Physical characteristics
- Dimensions: 61±1.5 km (IRAS)
- Mass: 2.4×10^{17} kg (assumed)
- Synodic rotation period: 12.999 h
- Geometric albedo: 0.208
- Spectral type: S
- Absolute magnitude (H): 8.40

= 82 Alkmene =

Main-belt asteroid

82 Alkmene is a main-belt asteroid. Alkmene was discovered by R. Luther on 27 November 1864 and named after Alcmene, the mother of Herakles in Greek mythology. Based on IRAS data, Alkmene is estimated to be about 61 km in diameter. The presence of a satellite around the asteroid has been suggested based on 1985 lightcurve data.

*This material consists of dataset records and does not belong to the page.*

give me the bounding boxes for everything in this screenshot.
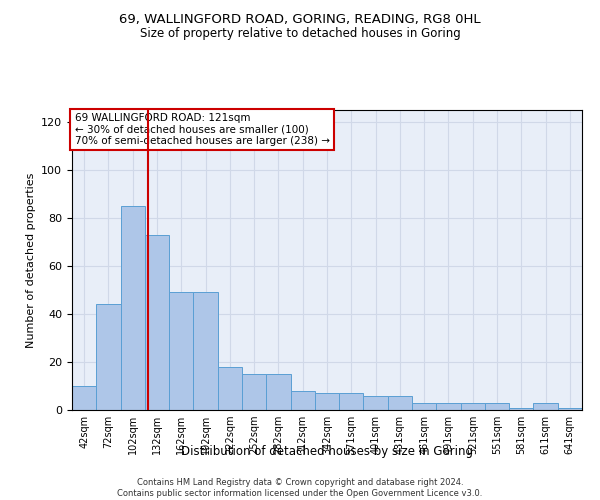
Bar	[436, 403, 461, 410]
Bar	[461, 403, 485, 410]
Text: Distribution of detached houses by size in Goring: Distribution of detached houses by size …	[181, 444, 473, 458]
Bar	[509, 408, 533, 410]
Y-axis label: Number of detached properties: Number of detached properties	[26, 172, 35, 348]
Bar	[315, 393, 339, 410]
Bar	[121, 206, 145, 410]
Bar	[558, 408, 582, 410]
Text: 69 WALLINGFORD ROAD: 121sqm
← 30% of detached houses are smaller (100)
70% of se: 69 WALLINGFORD ROAD: 121sqm ← 30% of det…	[74, 113, 329, 146]
Text: 69, WALLINGFORD ROAD, GORING, READING, RG8 0HL: 69, WALLINGFORD ROAD, GORING, READING, R…	[119, 12, 481, 26]
Bar	[218, 367, 242, 410]
Bar	[266, 374, 290, 410]
Bar	[364, 396, 388, 410]
Bar	[96, 304, 121, 410]
Bar	[533, 403, 558, 410]
Bar	[193, 292, 218, 410]
Bar	[388, 396, 412, 410]
Bar	[242, 374, 266, 410]
Bar	[72, 386, 96, 410]
Text: Contains HM Land Registry data © Crown copyright and database right 2024.
Contai: Contains HM Land Registry data © Crown c…	[118, 478, 482, 498]
Bar	[290, 391, 315, 410]
Bar	[485, 403, 509, 410]
Bar	[412, 403, 436, 410]
Text: Size of property relative to detached houses in Goring: Size of property relative to detached ho…	[140, 28, 460, 40]
Bar	[145, 235, 169, 410]
Bar	[339, 393, 364, 410]
Bar	[169, 292, 193, 410]
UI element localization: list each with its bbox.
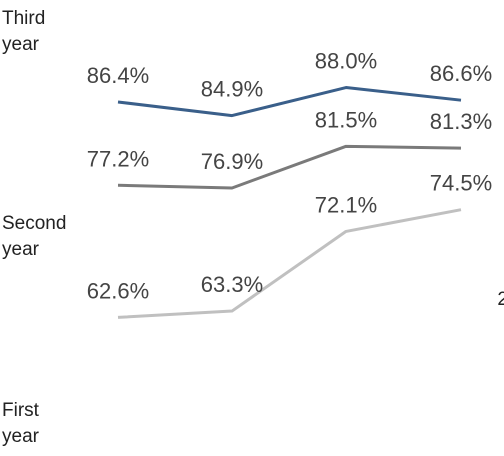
series-line-second-year <box>117 144 462 190</box>
series-label-third-year: Third year <box>2 8 46 55</box>
series-line-third-year <box>117 86 462 118</box>
series-line-first-year <box>117 208 462 319</box>
data-label-second-year-1: 77.2% <box>87 146 149 171</box>
data-label-first-year-2: 63.3% <box>201 272 263 297</box>
series-label-second-year: Second year <box>2 213 67 260</box>
series-label-first-year: First year <box>2 400 39 447</box>
data-label-second-year-4: 81.3% <box>430 109 492 134</box>
data-label-third-year-2: 84.9% <box>201 77 263 102</box>
data-label-third-year-4: 86.6% <box>430 61 492 86</box>
data-label-third-year-1: 86.4% <box>87 63 149 88</box>
data-label-first-year-3: 72.1% <box>315 192 377 217</box>
data-label-first-year-1: 62.6% <box>87 278 149 303</box>
data-label-second-year-3: 81.5% <box>315 107 377 132</box>
data-label-first-year-4: 74.5% <box>430 171 492 196</box>
data-label-third-year-3: 88.0% <box>315 49 377 74</box>
data-label-second-year-2: 76.9% <box>201 149 263 174</box>
clipped-text: 2 <box>497 289 504 310</box>
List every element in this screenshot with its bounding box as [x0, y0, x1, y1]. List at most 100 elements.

Asteroid Alkmene occulted the apparent magnitude 7.5 star HIP 99229 in the constellation of Capricornus on 18 September 2014 around 06:41 UT (17 September 23:41 PDT) and was centered on Sacramento, CA. Alkmene projected an eclipse shadow that moves at about 2 mi/s. Asteroid occultations allow for accurate 2-dimensional mapping of an asteroids silhouette when observed by multiple telescopes separated by about 10 km (6.2 mi).